Image-sharing website named Imgur has confirmed that the emails and passwords of 1.7 million users were compromised in 2014. According to Imgur, the breach didn’t include personal information because the site has “never asked” for real names, addresses, or phone numbers.
The hack occurred in 2014, Imgur says it only came to light on November 23 — when it was contacted by a security researcher, Troy Hunt, who had been sent the stolen data as a consequence of running the haveibeenpwned data breach notification service.
Roy Sehgal (Imgur’s Chief Operating Officer) said in a blog post:
“We apologize that this breach occurred and the inconvenience it has caused you.”
Imgur was “still investigating” but its former encryption method – a hashing algorithm – may have been “cracked with brute force.”
“The company, based in California, plans to disclose the data breach to the state’s attorney general, law enforcement, and other relevant government agencies.”

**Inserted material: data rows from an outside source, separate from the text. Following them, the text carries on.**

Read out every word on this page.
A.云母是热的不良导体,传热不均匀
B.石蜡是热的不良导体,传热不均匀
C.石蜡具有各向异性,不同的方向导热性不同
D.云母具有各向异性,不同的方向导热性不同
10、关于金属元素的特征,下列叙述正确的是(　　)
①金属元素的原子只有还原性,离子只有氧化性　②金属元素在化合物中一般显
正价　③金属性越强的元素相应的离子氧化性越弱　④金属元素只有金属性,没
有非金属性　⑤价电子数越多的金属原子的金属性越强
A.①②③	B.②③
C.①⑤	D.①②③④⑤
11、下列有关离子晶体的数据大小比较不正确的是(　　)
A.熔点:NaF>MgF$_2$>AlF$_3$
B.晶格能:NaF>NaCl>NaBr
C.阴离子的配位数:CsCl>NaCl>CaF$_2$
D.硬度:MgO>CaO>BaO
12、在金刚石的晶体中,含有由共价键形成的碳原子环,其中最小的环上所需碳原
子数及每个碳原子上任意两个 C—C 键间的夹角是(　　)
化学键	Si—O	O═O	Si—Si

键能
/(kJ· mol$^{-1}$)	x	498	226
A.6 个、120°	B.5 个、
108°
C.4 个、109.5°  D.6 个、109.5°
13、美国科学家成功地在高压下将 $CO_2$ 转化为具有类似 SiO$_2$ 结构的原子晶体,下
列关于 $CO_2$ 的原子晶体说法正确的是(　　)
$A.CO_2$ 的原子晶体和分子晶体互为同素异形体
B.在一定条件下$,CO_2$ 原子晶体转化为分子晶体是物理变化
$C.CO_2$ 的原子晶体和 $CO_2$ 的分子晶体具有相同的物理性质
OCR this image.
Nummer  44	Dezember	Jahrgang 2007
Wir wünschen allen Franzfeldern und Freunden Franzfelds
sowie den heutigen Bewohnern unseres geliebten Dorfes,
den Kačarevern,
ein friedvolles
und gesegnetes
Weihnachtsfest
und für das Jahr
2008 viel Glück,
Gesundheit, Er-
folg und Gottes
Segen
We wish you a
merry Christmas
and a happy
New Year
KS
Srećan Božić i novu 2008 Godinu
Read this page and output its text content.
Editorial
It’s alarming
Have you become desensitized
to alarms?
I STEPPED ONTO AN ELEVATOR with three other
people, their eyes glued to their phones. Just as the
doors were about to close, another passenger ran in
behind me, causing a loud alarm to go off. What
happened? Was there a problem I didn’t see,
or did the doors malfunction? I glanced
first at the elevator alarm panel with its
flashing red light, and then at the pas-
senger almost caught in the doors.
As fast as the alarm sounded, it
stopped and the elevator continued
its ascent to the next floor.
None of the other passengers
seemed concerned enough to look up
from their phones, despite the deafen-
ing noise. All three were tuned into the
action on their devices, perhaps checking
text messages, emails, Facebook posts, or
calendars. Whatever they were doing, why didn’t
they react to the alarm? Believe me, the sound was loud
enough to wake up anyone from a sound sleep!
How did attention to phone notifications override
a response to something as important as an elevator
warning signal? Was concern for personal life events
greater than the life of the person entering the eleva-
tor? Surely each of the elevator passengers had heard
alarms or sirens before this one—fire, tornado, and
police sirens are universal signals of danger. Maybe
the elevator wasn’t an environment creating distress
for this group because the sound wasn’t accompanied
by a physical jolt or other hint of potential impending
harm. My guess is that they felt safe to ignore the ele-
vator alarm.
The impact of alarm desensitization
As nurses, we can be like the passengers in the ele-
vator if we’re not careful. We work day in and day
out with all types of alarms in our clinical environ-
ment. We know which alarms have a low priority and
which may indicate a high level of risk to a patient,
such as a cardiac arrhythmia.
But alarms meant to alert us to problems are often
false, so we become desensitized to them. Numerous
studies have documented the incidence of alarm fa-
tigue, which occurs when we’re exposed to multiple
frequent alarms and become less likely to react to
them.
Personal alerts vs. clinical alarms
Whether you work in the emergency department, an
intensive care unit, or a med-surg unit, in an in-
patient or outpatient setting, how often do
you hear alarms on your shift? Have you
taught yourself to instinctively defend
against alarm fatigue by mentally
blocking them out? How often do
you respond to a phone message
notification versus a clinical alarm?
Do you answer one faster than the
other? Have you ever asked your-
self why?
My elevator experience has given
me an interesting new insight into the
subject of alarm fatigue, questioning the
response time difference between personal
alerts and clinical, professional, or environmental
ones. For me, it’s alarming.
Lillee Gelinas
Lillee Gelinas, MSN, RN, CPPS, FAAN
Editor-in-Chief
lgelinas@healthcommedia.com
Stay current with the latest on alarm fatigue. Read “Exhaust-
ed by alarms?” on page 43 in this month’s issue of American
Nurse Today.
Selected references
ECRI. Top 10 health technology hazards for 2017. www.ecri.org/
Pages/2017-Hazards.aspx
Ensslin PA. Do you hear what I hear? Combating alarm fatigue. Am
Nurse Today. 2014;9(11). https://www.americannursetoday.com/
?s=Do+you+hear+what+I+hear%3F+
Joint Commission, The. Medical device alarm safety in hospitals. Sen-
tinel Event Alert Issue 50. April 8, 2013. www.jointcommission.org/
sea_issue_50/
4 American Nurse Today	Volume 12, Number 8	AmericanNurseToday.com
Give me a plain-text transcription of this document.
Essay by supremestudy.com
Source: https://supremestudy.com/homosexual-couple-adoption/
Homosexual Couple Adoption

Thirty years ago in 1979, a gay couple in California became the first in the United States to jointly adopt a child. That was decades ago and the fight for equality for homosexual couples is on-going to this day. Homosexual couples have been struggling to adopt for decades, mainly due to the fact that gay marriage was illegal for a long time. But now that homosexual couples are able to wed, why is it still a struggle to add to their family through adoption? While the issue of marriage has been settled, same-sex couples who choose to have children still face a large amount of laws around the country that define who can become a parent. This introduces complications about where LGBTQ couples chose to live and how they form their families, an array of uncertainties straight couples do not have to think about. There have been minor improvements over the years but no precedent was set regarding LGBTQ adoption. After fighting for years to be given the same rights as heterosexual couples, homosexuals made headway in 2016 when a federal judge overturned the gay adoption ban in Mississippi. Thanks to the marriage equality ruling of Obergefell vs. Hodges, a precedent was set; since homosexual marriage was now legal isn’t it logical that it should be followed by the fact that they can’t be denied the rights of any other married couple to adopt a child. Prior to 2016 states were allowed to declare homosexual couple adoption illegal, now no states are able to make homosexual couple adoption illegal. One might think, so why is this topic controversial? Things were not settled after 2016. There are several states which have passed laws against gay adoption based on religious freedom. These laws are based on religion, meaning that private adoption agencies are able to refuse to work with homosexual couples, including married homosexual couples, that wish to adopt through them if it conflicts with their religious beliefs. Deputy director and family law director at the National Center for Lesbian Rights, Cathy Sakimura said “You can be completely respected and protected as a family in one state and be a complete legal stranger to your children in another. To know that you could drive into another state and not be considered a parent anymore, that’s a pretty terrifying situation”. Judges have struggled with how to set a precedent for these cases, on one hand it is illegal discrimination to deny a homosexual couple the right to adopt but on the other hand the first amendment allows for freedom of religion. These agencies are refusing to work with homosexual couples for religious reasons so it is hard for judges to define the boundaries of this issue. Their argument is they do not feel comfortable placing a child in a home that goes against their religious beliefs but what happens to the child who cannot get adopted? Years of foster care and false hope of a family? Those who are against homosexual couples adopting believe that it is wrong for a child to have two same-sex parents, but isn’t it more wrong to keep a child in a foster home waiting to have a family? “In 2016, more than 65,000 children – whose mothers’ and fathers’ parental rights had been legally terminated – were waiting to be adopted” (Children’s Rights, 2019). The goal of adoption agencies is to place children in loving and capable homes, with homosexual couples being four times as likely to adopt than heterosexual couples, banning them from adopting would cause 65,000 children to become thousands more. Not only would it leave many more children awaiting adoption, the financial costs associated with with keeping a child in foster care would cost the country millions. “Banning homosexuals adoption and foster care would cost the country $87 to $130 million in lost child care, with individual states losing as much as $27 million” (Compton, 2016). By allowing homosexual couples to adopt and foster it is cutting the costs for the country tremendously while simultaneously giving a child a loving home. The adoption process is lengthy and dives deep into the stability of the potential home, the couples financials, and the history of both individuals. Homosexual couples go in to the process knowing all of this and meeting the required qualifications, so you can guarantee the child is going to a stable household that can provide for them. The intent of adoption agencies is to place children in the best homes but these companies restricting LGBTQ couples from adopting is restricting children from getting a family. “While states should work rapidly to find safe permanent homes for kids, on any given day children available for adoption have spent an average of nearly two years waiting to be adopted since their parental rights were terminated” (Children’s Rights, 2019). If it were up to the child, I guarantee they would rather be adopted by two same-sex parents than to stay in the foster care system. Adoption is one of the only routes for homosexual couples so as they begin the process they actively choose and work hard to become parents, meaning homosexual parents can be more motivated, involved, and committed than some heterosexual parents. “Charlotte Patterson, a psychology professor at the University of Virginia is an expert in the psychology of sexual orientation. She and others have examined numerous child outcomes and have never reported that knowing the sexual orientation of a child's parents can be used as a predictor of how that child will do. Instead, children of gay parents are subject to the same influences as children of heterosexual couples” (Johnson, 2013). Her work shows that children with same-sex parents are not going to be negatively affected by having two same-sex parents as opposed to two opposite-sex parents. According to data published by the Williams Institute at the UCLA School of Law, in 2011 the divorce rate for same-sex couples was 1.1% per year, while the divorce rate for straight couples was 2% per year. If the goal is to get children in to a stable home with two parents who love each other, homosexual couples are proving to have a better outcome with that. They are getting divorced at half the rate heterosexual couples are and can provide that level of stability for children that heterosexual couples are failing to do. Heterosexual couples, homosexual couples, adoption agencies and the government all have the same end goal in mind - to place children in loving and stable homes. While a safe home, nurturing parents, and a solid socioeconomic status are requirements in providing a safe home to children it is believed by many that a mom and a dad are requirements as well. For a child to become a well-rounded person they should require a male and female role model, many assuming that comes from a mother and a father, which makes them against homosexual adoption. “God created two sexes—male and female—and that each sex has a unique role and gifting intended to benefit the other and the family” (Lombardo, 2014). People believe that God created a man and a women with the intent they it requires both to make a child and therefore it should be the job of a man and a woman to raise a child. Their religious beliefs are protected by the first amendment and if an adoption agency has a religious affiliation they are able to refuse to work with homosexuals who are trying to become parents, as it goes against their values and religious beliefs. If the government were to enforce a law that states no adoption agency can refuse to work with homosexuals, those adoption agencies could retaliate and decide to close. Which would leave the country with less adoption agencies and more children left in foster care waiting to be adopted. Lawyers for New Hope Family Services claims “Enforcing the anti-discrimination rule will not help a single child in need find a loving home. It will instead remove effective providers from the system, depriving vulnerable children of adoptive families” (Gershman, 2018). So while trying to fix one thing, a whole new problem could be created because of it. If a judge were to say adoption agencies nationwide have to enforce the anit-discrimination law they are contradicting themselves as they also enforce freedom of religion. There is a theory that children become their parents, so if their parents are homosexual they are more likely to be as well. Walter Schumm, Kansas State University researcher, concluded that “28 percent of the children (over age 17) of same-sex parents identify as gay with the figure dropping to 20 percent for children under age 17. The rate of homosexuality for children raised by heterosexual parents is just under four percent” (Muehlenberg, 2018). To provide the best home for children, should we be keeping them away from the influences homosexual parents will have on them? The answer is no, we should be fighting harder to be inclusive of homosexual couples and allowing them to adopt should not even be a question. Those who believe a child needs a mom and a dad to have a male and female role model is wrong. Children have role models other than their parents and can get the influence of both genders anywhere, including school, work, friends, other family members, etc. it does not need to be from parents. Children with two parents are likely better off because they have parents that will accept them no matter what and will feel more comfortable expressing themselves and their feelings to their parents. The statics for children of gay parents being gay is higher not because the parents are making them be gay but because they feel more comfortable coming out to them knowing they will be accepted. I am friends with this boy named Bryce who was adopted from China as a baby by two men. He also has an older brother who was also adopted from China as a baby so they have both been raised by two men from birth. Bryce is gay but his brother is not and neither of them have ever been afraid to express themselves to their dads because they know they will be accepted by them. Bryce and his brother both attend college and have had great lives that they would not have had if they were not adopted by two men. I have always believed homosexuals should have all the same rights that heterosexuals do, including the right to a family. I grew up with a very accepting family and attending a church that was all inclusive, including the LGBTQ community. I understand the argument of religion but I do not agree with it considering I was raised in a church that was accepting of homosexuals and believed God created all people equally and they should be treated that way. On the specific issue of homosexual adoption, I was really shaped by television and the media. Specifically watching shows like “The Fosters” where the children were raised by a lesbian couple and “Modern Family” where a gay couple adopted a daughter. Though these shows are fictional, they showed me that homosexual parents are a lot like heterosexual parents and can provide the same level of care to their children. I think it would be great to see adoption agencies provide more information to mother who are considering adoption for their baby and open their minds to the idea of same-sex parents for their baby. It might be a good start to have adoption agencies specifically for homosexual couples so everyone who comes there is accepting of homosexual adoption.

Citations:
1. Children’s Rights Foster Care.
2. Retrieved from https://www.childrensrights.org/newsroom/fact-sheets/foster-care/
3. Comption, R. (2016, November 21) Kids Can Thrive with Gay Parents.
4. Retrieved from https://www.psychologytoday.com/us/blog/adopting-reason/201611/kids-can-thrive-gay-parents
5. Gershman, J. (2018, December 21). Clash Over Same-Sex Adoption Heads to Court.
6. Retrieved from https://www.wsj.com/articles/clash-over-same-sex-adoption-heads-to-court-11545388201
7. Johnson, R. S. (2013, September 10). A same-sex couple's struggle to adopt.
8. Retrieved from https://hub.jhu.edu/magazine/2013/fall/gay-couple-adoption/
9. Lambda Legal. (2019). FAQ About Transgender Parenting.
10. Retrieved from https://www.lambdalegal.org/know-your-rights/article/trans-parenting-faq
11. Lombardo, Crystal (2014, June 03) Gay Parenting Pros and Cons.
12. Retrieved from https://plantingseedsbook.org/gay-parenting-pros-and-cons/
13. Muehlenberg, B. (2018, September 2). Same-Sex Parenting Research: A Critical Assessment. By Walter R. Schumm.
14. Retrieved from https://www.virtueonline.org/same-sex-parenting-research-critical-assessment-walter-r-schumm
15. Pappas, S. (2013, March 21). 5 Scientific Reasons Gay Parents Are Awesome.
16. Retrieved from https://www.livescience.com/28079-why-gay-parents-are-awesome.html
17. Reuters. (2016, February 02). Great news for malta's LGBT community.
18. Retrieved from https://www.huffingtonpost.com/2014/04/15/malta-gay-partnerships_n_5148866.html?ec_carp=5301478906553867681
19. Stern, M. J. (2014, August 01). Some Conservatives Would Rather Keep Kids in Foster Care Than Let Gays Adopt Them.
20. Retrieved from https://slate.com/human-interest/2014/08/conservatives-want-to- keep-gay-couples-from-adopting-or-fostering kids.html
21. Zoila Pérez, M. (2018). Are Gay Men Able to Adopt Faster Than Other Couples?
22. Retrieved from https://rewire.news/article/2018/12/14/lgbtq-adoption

Troy Hunt tweeted on Twitter:
“This is really where we’re at now: people recognize that data breaches are the new normal and they’re judging organizations not on the fact that they’ve had one but on how they’ve handled it when it’s happened.”
Imgur said it has changed its password hashing to bcrypt, a much stronger password scrambler, last year. But anyone who uses the same Imgur email address and password combination on other sites should also change those passwords.